Neil Young : Homegrown

 


Homegrown devait à l’origine sortir juste après On the beach. Malheureusement, en écoutant ces bandes, Neil Young décida qu’il n’était pas encore temps de sortir un tel disque. Privée de cette dernière production, sa maison de disque n’eut d’autre choix que de suivre les plans de son protégé, qui décida de publier Tonight the night.

Homegrown est ainsi devenu un fantasme de fans. Tous savaient qu’un album oublié trainait dans les tiroirs du loner, et le long affaiblissement de sa muse ne fit que renforcer l’attente vis-à-vis de cette œuvre cachée.

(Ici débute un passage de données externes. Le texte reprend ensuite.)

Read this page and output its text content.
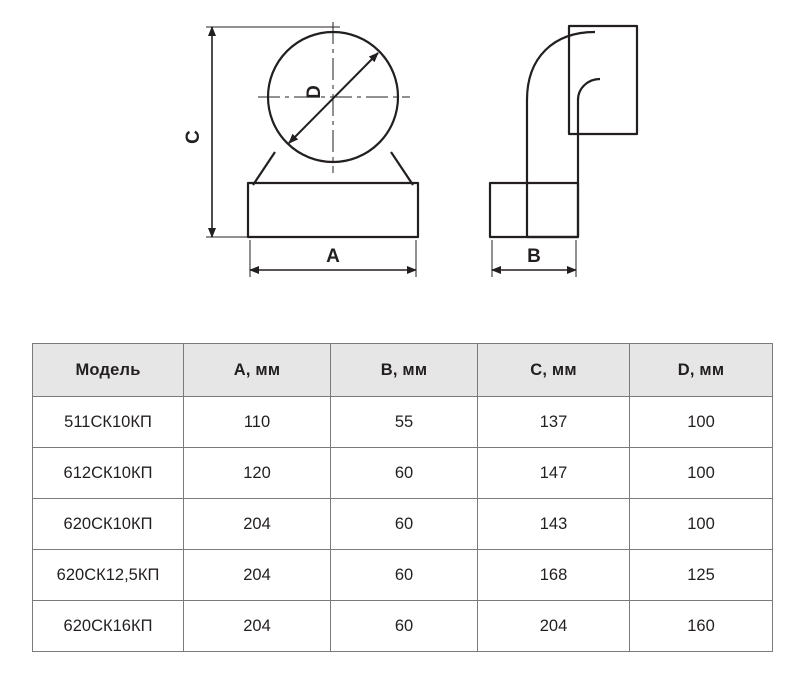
D
C
A	B
Модель	A, мм	B, мм	C, мм	D, мм
511СК10КП	110	55	137	100
612СК10КП	120	60	147	100
620СК10КП	204	60	143	100
620СК12,5КП	204	60	168	125
620СК16КП	204	60	204	160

L’album sortit enfin en 2020.Il ne faut pas le juger comme une œuvre émancipée de son contexte, mais bien comme un maillon essentiel du parcours du loner. Pour continuer de filer la métaphore dylanienne , on peut considérer ce disque comme le Nashville Skyline du canadien.

Nashville skyline permit au grand Bob de se libérer de la pression liée à son statut de superstar folk rock, de laisser sur le carreau tous ces dévots qu’il trainait comme des boulets. Alors que tous étaient restés bloqués au refrain prophétique de The time they are changin, ou à la poésie électrique de Like a rollin stone , le Zim partait chanter de la country avec Johnny Cash.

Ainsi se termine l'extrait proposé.